Turning the page
By year’s end, downtown Tulsa will be home to a bookstore.
Jeff Martin and Cindy Hulsey at the corner of East Archer Street and North Detroit Avenue, the future location of Magic City Books. The bookstore‘s revenue will help fund literary programming for the community. Magic City Books will open in late 2016.
Late this year, the Brady Arts District will add a new chapter to its growing community.
Planned for the corner of East Archer Street and North Detroit Avenue, Magic City Books was envisioned by two book lovers: Cindy Hulsey, the adult services coordinator for the Tulsa City-County Library, and Jeff Martin, founder of BookSmart Tulsa, a program that encourages reading.
About a year ago, the George Kaiser Family Foundation approached Hulsey and Martin about the idea of putting a bookstore in its Archer Building project.
“Realtor Anne Pollard James and I put the question out there to Jeff, and he and Cindy spearheaded the movement,” says Stanton Doyle, a foundation representative. “Surprisingly, the concept came together very quickly, and they agreed to lease some space in our building.”
Unlike your typical bookstore, Magic City Books is owned by a nonprofit, the Tulsa Literary Coalition.

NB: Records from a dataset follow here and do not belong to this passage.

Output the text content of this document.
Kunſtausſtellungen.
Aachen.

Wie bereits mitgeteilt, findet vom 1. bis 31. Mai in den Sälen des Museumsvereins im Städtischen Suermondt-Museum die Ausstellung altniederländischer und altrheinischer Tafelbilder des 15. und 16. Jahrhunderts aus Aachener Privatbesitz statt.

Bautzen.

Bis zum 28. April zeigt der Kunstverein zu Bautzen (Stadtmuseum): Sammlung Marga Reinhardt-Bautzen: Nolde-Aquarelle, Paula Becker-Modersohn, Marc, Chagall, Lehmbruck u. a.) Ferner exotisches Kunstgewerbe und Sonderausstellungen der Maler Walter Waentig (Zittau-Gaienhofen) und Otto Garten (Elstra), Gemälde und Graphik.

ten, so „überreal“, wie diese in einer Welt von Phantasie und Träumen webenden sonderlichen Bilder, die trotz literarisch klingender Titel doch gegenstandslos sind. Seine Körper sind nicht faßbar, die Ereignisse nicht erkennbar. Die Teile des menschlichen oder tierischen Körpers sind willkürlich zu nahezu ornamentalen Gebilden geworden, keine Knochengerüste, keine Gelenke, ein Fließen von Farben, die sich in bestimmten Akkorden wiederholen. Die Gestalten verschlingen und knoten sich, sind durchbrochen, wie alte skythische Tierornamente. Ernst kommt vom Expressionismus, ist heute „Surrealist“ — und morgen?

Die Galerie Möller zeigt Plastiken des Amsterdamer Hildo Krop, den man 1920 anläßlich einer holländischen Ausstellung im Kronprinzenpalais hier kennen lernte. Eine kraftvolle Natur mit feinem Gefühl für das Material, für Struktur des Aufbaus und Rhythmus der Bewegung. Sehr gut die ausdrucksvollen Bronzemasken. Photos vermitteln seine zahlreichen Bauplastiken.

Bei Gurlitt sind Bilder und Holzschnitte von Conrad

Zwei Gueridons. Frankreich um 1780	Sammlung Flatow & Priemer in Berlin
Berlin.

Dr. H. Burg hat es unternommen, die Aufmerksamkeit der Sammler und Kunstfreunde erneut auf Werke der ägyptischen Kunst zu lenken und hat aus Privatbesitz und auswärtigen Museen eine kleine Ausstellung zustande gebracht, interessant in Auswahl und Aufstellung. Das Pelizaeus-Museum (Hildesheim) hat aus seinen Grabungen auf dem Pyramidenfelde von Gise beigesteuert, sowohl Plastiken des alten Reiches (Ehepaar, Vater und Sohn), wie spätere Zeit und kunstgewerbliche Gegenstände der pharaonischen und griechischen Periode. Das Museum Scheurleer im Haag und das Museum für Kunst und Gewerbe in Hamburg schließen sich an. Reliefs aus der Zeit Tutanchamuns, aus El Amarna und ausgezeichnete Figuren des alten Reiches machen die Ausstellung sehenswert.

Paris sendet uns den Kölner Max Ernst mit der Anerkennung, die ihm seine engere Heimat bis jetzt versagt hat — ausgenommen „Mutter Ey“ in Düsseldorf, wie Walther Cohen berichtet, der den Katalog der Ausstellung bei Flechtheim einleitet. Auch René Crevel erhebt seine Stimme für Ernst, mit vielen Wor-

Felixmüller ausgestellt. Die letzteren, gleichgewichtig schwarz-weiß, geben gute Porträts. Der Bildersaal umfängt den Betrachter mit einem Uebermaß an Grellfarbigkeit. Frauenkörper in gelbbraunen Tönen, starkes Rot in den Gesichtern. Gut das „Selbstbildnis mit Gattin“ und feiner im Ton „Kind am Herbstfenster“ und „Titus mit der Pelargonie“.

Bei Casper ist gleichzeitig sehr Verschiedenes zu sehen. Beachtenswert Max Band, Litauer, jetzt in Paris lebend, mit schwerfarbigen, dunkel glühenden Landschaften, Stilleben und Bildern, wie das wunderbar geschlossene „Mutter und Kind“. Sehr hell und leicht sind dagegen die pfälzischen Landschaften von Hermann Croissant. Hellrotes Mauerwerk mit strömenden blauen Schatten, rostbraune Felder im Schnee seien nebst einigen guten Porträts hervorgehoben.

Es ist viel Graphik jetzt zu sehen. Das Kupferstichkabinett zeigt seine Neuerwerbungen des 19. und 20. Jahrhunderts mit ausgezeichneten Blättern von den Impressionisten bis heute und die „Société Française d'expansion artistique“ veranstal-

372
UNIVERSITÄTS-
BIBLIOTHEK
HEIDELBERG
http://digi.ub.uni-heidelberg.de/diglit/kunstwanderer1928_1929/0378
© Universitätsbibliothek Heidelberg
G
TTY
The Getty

All profits from the store will go directly to TLC to fund literary programming for the community.
“We want people to feel like it’s a place where ideas are born and discussions happen,” Martin says. “I don’t want people to imagine Tulsa without it.”
Magic City Books plans to set itself apart from the competition by offering individualized service. Employees will read the books they are selling, preventing customers from taking a shot in the dark.

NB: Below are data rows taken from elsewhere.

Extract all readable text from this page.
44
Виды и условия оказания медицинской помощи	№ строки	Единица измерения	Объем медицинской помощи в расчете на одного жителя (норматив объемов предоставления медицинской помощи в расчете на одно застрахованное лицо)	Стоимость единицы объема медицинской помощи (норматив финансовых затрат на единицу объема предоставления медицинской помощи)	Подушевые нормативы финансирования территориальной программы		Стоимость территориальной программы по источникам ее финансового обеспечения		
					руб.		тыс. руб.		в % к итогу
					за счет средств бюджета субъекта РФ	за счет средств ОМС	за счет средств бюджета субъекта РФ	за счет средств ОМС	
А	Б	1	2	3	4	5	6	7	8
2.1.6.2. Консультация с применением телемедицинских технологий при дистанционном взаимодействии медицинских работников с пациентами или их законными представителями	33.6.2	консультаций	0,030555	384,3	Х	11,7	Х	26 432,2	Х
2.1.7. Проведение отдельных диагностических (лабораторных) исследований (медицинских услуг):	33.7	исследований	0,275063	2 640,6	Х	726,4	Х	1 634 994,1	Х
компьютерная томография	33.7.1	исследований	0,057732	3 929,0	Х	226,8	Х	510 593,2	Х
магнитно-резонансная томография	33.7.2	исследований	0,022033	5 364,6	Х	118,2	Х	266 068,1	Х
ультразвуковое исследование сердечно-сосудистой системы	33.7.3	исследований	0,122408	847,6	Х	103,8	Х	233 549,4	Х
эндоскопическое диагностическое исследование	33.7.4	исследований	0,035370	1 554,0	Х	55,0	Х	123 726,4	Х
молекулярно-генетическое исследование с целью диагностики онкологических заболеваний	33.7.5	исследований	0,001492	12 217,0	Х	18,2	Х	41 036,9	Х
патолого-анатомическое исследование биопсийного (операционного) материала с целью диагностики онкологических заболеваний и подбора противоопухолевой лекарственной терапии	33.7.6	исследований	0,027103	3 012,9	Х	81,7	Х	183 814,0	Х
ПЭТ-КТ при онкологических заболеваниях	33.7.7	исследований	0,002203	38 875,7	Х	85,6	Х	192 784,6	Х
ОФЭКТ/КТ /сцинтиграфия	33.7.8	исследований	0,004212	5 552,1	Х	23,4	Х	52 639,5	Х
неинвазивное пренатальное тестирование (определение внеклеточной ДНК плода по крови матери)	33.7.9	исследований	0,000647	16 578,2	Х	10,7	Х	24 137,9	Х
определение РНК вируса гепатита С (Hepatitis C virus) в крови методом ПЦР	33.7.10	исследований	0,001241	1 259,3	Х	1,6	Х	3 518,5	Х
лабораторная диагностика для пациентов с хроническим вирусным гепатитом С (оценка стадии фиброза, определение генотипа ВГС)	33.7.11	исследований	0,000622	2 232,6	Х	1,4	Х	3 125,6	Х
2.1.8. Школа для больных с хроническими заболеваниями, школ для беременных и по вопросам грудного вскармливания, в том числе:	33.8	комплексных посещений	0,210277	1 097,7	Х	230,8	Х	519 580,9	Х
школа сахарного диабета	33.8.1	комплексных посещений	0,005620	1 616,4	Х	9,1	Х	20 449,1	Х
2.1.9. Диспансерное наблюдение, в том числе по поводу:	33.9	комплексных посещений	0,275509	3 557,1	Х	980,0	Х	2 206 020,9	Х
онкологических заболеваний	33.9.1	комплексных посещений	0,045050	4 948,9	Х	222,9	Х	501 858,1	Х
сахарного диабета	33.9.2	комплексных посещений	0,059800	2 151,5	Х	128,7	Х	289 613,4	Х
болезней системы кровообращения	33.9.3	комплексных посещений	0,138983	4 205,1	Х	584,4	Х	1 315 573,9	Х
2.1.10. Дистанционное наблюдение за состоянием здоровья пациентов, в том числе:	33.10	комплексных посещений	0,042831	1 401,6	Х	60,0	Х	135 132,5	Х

“We’re going to be able to offer a level of service that people can’t get anywhere else,” Hulsey says. “We are going to have really experienced booksellers that can talk to people about what they like to read.
“They’ll know you when you come in. They’ll know your name, know what you like to read and help put a good book in your hands.”
Rather than carry a huge selection of books, Magic City Books will stock a smaller inventory.
“We’re going to focus on best-sellers and a really curated selection of midlist and backlist books,” Martin explains.
The store will be a haven for readers and book clubs, offering a small café/bar, group discounts on book club selections, private meeting space, workshops, Skype calls with authors and more.
Building on BookSmart Tulsa’s success, Magic City Books also plans to bring in famous writers for book signings and meet-and-greets.
“In the same way that Cain’s and Soundpony bring musicians to Tulsa, Comedy Parlor attracts comedians, Tulsa Tough draws bicyclists and all of our art museums and galleries attract artists, Magic City will give us an opportunity to interact with writers,” Doyle says. “It benefits Tulsa residents, and each author that visits becomes another emissary sent off into the world to tell everyone how great Tulsa is.”
Martin says best-selling writers such as David Sedaris, Ann Patchett, Salman Rushdie and Jonathan Franzen are on the bookstore’s board of advisors.
Magic City Books isn’t only about the books, Martin says. It is about building a community that loves to read.
“The books are cool, but the real thing is about the love of reading and the passion for literature,” he says. “The books are just our tool.”
Why “Magic City”?
Better known as the one-time “Oil Capital of the World,” Tulsa also earned the moniker “The Magic City” in its heyday. President Harry Truman even used the term in a 1948 address at the University of Tulsa.
Jeff Martin, co-founder of Magic City Books, says he was inspired by the historical reference to Tulsa and also by a comment author Neil Gaiman made when he visited Tulsa in 2015.
Growing up in England, Gaiman idolized Tulsa science fiction writer R. A. Lafferty. He wrote him a fan letter, which grew into correspondence. Gaiman said he grew up thinking of Tulsa as a place of literary magic.